Depiction of the ancient fable writer Aesop in the Latin-German "Edelstein" manuscript Munich around 1450.
Over the past few months, the project team has now transcribed a total of nine editorially relevant text witnesses using the AI-based text recognition software "eScriptorium". They were then converted into a format for virtual visualization by specially developed processing programs at Heidelberg University Library that follows the internationally valid standards of the "Text Encoding Initiative" (TEI) in literary studies. In this way, the textual witnesses can not only be used digitally in the most faithful form of transmission, but can also be juxtaposed synoptically, i.e. with exact verse accuracy. "This makes it possible to understand what changed in terms of content and language over the course of the text's history", explains Christina Patz. The digital facsimiles can also be switched on synoptically: "This is a considerable added value of the digital presentation form, which makes it possible to get an overview of the range of all manifestations of the Gemstone", emphasizes Gerd Dicke. Also to be included in the synopsis is the collection text edited on the basis of three manuscripts, in which the language has been carefully standardized and minor errors corrected. Orthographic and dialectal variants – such as lewe, löuwe or lœwe – have been "normalized" - löwe (lion) – thus making the collection text searchable and linkable to Middle High German dictionaries.

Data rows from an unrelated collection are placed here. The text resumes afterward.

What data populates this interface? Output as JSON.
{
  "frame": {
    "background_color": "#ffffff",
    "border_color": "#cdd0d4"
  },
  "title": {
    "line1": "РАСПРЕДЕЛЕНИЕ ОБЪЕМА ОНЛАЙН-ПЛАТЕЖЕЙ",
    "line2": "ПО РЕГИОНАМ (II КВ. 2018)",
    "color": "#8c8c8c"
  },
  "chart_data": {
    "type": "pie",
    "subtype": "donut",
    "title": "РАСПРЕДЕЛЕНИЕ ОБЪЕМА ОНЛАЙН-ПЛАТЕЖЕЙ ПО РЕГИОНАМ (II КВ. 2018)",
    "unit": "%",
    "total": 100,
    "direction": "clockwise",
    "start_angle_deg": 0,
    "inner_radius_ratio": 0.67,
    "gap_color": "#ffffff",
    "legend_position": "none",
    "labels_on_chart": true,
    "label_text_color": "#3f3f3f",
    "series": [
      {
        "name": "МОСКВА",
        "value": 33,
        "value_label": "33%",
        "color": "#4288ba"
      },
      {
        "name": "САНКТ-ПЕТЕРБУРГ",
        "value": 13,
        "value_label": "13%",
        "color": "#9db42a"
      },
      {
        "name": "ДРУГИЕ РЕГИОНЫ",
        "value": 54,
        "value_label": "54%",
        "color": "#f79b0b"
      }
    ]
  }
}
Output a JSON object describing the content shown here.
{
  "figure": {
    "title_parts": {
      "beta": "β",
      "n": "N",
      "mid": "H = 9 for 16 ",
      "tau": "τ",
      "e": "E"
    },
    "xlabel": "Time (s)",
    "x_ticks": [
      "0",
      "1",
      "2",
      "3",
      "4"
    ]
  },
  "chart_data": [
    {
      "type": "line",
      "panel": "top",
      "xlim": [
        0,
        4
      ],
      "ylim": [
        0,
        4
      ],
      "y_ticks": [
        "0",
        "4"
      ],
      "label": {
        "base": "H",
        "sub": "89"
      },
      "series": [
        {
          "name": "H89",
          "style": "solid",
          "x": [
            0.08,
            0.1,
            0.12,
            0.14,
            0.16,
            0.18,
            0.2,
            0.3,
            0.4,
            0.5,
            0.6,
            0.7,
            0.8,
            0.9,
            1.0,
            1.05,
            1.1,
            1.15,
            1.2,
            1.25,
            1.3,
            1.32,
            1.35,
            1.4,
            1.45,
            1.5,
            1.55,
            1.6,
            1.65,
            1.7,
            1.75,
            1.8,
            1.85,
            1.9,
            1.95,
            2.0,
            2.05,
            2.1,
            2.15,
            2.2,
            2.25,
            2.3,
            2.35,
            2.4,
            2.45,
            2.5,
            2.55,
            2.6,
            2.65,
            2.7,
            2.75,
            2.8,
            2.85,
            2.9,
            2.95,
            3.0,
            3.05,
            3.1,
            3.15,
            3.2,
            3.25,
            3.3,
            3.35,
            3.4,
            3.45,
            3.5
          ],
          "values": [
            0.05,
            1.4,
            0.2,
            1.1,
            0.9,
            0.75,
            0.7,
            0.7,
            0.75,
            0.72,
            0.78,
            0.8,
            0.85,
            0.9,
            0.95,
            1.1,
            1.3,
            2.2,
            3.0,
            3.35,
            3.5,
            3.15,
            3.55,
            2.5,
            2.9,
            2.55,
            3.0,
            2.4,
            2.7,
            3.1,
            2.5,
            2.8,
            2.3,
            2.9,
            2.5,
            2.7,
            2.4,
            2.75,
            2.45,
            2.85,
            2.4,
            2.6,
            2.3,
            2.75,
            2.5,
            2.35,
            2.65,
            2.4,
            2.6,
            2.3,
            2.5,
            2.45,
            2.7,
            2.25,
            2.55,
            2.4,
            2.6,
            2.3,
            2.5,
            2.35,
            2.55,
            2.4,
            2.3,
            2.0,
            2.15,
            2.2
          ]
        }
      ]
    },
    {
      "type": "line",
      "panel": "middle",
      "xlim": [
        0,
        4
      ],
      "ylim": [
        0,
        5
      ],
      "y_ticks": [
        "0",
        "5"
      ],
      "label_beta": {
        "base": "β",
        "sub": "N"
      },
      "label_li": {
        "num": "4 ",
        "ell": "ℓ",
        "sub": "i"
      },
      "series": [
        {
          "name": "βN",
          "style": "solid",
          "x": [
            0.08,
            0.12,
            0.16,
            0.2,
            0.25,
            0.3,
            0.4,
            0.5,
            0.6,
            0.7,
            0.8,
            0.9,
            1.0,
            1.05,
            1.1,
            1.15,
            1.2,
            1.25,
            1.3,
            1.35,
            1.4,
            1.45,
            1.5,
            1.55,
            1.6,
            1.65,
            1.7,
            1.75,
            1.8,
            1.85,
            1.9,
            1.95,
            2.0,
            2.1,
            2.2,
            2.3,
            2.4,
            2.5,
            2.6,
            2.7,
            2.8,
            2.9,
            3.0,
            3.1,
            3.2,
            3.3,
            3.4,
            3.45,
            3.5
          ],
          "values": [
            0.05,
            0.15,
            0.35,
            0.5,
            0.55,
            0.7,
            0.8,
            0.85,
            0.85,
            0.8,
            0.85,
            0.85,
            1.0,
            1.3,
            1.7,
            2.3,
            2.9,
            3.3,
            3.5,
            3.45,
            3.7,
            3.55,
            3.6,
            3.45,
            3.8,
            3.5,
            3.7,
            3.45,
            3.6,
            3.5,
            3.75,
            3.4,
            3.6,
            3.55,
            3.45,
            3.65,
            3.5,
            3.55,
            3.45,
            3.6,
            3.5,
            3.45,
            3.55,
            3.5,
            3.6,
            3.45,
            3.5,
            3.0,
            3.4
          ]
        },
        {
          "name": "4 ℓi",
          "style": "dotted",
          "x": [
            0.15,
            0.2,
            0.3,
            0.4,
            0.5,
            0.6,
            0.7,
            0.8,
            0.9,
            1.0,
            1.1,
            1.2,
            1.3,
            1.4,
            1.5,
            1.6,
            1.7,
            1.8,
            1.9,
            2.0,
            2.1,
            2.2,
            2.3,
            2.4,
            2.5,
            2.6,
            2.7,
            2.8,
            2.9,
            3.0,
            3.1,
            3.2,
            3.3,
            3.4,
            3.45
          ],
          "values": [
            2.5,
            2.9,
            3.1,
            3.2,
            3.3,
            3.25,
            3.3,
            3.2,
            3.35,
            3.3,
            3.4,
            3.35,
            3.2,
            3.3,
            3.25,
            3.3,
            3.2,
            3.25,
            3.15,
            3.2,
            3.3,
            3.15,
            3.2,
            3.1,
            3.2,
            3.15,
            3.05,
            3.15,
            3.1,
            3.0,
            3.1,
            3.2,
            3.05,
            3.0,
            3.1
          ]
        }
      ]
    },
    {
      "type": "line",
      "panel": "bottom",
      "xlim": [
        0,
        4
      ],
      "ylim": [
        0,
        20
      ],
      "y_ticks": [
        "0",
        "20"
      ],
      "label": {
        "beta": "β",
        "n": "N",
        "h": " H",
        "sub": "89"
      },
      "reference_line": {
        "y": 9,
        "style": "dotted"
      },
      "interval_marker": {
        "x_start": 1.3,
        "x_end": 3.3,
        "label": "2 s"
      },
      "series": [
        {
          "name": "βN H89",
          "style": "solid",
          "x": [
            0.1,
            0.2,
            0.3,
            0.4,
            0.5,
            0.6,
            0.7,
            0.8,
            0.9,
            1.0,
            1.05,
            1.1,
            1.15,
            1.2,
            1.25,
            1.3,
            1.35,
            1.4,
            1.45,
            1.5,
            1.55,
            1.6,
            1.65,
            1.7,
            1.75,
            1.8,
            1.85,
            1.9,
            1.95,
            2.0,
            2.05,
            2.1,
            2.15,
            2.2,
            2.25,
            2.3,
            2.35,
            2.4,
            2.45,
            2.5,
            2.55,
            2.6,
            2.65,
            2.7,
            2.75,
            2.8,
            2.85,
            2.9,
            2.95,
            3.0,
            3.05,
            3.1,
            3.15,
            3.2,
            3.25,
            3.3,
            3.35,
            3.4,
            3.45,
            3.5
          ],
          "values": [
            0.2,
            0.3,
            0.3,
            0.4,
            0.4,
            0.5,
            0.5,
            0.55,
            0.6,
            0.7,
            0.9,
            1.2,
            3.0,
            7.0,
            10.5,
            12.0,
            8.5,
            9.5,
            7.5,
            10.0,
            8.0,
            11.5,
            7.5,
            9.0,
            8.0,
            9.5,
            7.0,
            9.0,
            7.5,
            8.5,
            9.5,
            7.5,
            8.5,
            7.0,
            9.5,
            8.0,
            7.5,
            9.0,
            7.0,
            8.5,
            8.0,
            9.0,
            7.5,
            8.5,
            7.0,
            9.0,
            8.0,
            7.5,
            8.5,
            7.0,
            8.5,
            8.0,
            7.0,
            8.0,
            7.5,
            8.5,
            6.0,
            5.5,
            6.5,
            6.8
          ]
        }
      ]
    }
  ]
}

The first phase of the DFG-funded project will be completed at the beginning of 2027 and the "Edelstein" will be digitally accessible in all its surviving versions, as well as comparable and searchable in the text-historically central variants. In a planned second funding phase, the sources of the "Edelstein" texts - Latin school manuscripts and Dominican sermon manuals - will be catalogued and annotated. There are also plans to systematically process the rich pictorial tradition of around 1350 illustrations.